Ação: anulatória de autos de infração de trânsito e reparatória civil

Incidente: impugnação de pedido de assistência judiciária

Autos nº: 033.07.024282-0

Autor: DEMIAN CAMPOS LEITE

Réu: MUNICÍPIO DE ITAJAÍ(SC)

Vistos etc.


I – RELATÓRIO

DEMIAN CAMPOS LEITE, já devidamente qualificado nos autos, por sua procuradora legalmente habilitada (art.36 do Código de Processo Civil – CPC) ajuizou ação anulatória de autos de infração de trânsito e reparatória civil por danos materiais e morais contra o MUNICÍPIO DE ITAJAÍ, pessoa jurídica de direito público interno, também já qualificada nos autos, buscando anulação dos autos de infração de trânsito nº 54525611B, 54525547B, 54525548B e 54525549B (fls.27-32), que teriam sido lavrados por agentes do Réu sem competência para tanto e com abuso de autoridade lhe ocasionando danos materiais e morais.

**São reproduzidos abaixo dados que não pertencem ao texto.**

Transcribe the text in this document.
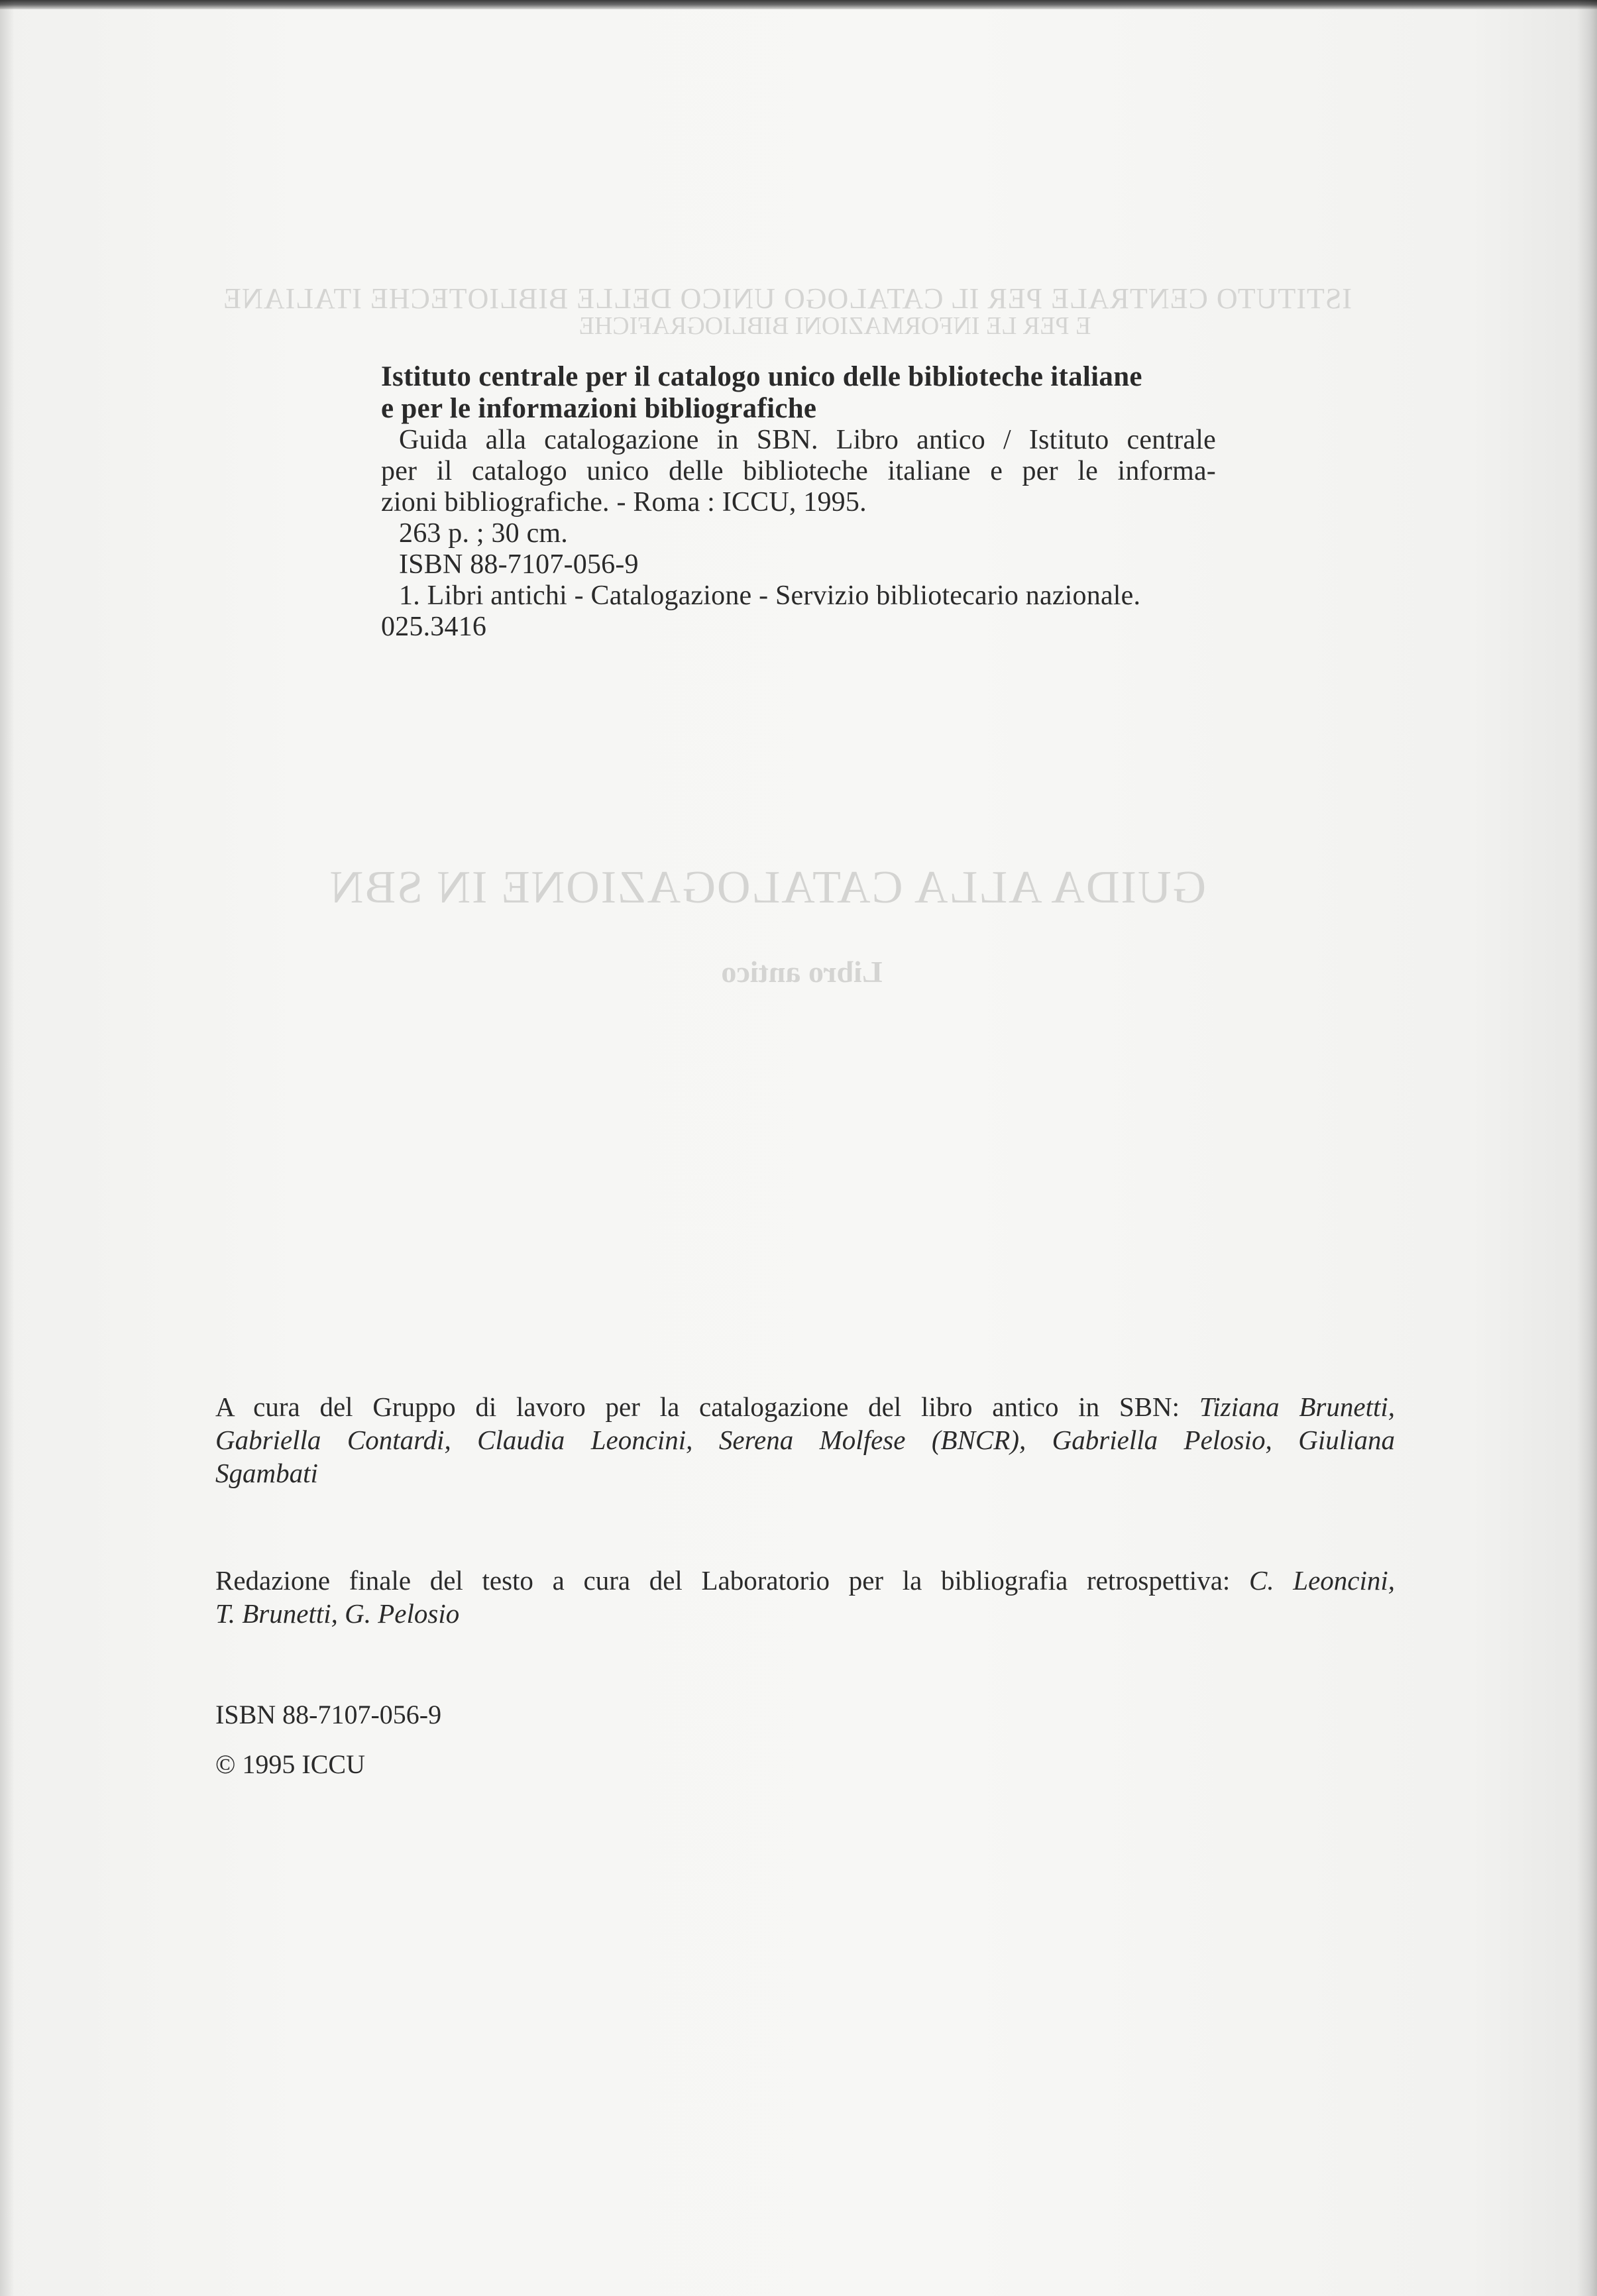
ISTITUTO CENTRALE PER IL CATALOGO UNICO DELLE BIBLIOTECHE ITALIANE
E PER LE INFORMAZIONI BIBLIOGRAFICHE
GUIDA ALLA CATALOGAZIONE IN SBN
Libro antico
Istituto centrale per il catalogo unico delle biblioteche italiane
e per le informazioni bibliografiche
Guida alla catalogazione in SBN. Libro antico / Istituto centrale
per il catalogo unico delle biblioteche italiane e per le informa-
zioni bibliografiche. - Roma : ICCU, 1995.
263 p. ; 30 cm.
ISBN 88-7107-056-9
1. Libri antichi - Catalogazione - Servizio bibliotecario nazionale.
025.3416
A cura del Gruppo di lavoro per la catalogazione del libro antico in SBN: Tiziana Brunetti,
Gabriella Contardi, Claudia Leoncini, Serena Molfese (BNCR), Gabriella Pelosio, Giuliana
Sgambati
Redazione finale del testo a cura del Laboratorio per la bibliografia retrospettiva: C. Leoncini,
T. Brunetti, G. Pelosio
ISBN 88-7107-056-9
© 1995 ICCU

Entendeu que a guarda municipal não tem competência para fiscalizar o trânsito, mas somente proteger os bens e instalações do Município, muito menos reter CNH de condutores ou apreender seus veículos, de maneira a eivar de ilegalidade as autuações de trânsito lavradas. Lucubrou ainda sobre a inexistência de concurso público para a contratação dos agentes, que seria inconstitucional.

Contou que não agiu contrário a nenhuma norma de trânsito quando, no dia 03/04/2007, às 18h20min, transitava com seu veículos Ford Escort GLX, 1997, renavan 680720464, placas MAW9000, na Avenida Abrahão João Francisco, próximo ao Posto Universitário, para desviar de um outro veículo e por motivo de segurança, freou bruscamente antes de uma faixa de pedestre, e foi abordado pelos agentes da Guarda Municipal Gama e Edinei, que agiram com abuso de autoridade ao tomar conhecimento de sua profissão de Advogado (BO 00481-2007-04910 de fl.35). Destaca que os agentes lhe lavraram as quatro autuações, apreenderam seu veículo e retiveram sua CNH sumariamente, sem qualquer fundamento legal e sem a observância de procedimento administrativo para tanto (fl.36), além de que teriam provocado tumulto desnecessário na via com a abordagem e tentado retirar a chave do carro da ignição sem o seu consentimento, motivos pelos quais devem ser anulados os autos de infração.

Asseverou, ainda, que, quando da apreensão do seu veículo, foi obrigado a pagar o serviço de guincho e estacionamento no pátio do Réu. Ressaltou que o veículo foi levado em bom estado, mas, quando da sua retirada, apresentava avarias diversas, conforme fotos e orçamento anexos (fls.34 e 41-47), o que enseja indenização pelos danos materiais e morais ocasionados diante da responsabilidade objetiva do Réu.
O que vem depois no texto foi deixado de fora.